Dental Services See details

Dental services are partially covered by Anthem Kidney Care (HMO-POS C-SNP), which features Medicare-covered dental services with no copay and a 20% coinsurance, alongside preventive and comprehensive dental services with no copay, no coinsurance, and a $1,500 annual maximum. Implant services, orthodontics, and maxillofacial prosthetics are not covered.

Home Infusion bundled Services See details

Anthem Kidney Care (HMO-POS C-SNP) covers home infusion bundled services with no copay, though prior authorization is required. Under this benefit, Medicare Part B insulin drugs require a $35 copay and no coinsurance, while chemotherapy, radiation, and other Part B drugs have a coinsurance of 0% to 20%.

Dialysis Services See details

Dialysis services are covered by Anthem Kidney Care (HMO-POS C-SNP) with a 20% coinsurance and no copay.

Medical Equipment See details

Medical equipment is covered by Anthem Kidney Care (HMO-POS C-SNP) with no copays, though coinsurance costs vary depending on the item. Durable medical equipment has a 0% to 20% coinsurance, prosthetic devices and medical supplies carry a 20% coinsurance, and diabetic equipment and supplies are covered with no coinsurance.

Diagnostic and Radiological Services See details

Anthem Kidney Care (HMO-POS C-SNP) covers diagnostic and radiological services, including lab tests, X-rays, and therapeutic radiology, subject to prior authorization. There is no copay for these services, but members are responsible for a 20% coinsurance.

Home Health Services See details

Anthem Kidney Care (HMO-POS C-SNP) covers home health services with no copay and no coinsurance, although prior authorization is required.

Cardiac Rehabilitation Services See details

Cardiac Rehabilitation Services are technically covered by Anthem Kidney Care (HMO-POS C-SNP) with no copay, but are not covered in practice. Although some services are covered, specific sub-services—including cardiac, intensive cardiac, pulmonary, and SET for PAD rehabilitation—are not covered and require a 20% coinsurance and prior authorization.

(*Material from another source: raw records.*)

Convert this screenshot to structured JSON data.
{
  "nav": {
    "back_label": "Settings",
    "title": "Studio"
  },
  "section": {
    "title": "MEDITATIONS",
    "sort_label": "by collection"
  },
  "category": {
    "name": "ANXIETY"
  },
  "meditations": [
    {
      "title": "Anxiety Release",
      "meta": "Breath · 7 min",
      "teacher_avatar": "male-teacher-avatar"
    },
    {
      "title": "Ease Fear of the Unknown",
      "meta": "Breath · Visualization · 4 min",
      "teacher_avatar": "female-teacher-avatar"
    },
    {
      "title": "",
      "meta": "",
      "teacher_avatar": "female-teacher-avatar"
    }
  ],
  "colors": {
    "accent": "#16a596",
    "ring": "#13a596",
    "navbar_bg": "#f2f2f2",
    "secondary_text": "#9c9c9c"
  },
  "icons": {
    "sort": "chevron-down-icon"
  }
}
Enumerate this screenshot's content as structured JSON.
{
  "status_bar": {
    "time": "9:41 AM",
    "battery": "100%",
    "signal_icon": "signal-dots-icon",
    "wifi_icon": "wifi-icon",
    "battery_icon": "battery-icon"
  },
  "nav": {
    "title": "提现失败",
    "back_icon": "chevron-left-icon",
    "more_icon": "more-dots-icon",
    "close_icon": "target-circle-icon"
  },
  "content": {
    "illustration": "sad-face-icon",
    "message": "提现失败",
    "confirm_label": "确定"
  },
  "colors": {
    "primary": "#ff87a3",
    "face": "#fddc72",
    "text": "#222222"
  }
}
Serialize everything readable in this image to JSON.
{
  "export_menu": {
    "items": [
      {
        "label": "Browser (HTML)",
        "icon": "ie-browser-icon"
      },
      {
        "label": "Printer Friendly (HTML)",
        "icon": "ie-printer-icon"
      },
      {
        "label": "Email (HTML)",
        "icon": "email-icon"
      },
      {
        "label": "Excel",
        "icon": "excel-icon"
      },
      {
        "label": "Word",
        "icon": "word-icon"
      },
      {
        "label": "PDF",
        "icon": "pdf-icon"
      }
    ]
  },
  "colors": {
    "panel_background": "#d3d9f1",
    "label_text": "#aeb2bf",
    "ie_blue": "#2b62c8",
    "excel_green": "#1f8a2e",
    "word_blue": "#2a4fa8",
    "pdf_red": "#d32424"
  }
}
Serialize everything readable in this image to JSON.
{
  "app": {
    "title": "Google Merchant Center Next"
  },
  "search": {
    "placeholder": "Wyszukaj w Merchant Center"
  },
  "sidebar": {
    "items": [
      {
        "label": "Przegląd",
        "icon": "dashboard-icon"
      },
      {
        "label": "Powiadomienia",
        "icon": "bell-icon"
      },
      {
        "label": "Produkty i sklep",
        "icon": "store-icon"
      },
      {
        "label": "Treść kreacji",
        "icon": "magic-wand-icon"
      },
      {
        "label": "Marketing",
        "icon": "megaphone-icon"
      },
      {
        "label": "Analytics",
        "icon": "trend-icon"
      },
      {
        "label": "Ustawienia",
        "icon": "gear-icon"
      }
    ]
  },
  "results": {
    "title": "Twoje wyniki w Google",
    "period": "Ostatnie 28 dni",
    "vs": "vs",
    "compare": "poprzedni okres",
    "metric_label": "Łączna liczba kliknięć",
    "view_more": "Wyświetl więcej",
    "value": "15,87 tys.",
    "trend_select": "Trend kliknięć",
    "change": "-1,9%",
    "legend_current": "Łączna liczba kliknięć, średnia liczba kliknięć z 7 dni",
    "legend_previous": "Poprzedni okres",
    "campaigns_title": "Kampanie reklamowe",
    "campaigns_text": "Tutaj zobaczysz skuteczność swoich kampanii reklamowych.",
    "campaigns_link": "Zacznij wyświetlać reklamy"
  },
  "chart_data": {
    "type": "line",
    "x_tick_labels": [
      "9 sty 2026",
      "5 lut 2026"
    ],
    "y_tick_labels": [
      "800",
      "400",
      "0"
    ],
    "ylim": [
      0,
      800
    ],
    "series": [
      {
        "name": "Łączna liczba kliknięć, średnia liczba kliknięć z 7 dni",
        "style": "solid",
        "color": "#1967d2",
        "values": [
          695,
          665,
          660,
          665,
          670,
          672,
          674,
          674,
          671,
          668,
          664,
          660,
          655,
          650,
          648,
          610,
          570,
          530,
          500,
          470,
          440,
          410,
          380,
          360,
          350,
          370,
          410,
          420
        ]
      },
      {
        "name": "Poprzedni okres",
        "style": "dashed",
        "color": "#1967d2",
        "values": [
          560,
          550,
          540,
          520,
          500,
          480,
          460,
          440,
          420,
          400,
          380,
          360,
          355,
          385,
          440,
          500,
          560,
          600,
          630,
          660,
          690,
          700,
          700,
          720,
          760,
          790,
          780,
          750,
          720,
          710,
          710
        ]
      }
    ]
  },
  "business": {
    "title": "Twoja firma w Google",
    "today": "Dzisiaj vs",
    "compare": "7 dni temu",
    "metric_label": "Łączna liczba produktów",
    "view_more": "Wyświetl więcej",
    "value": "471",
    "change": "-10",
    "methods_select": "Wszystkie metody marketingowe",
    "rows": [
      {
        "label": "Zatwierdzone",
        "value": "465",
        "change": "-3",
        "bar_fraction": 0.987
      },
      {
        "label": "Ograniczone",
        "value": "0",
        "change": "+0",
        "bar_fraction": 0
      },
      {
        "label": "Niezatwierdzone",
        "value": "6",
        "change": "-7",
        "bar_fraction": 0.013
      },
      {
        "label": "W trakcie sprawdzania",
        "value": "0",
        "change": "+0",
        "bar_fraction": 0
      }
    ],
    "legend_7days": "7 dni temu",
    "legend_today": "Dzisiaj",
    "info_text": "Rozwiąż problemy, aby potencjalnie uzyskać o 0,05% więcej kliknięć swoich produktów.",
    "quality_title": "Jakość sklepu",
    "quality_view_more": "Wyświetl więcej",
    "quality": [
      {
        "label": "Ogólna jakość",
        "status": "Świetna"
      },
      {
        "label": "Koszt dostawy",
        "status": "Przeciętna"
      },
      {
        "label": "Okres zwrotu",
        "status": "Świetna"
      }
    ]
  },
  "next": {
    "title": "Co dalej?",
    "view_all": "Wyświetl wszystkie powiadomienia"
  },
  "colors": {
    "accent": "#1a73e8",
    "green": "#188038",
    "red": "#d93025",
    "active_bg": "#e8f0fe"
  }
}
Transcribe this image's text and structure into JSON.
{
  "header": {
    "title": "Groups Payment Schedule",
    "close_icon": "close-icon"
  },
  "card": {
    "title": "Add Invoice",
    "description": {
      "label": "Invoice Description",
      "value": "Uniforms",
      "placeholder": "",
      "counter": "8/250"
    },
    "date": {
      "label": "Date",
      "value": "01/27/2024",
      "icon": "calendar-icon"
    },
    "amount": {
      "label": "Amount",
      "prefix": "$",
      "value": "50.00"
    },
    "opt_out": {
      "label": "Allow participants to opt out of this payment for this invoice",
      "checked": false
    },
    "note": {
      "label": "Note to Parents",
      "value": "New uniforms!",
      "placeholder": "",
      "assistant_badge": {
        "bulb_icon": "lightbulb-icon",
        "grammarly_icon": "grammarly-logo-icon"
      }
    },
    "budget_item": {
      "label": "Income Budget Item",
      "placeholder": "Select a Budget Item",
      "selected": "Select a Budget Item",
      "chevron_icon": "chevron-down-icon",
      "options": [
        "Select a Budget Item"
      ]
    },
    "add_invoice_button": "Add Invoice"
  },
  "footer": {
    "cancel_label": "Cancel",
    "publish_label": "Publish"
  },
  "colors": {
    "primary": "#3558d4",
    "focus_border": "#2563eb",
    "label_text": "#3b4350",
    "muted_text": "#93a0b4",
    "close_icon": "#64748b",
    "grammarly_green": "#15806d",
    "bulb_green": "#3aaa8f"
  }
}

Skilled Nursing Facility (SNF) See details

Anthem Kidney Care (HMO-POS C-SNP) covers skilled nursing facility (SNF) services with no copay and no coinsurance, though prior authorization is required. Admission is allowed with less than a three-day prior inpatient hospital stay, but additional days beyond the Medicare-covered limit are not covered.

Other Services See details

Anthem Kidney Care (HMO-POS C-SNP) offers partial coverage for other services with no copay and no coinsurance, which includes Medicare Community Resource Support, a meal benefit for qualifying medical conditions, and a $50 monthly over-the-counter item allowance. Acupuncture is not covered under this benefit.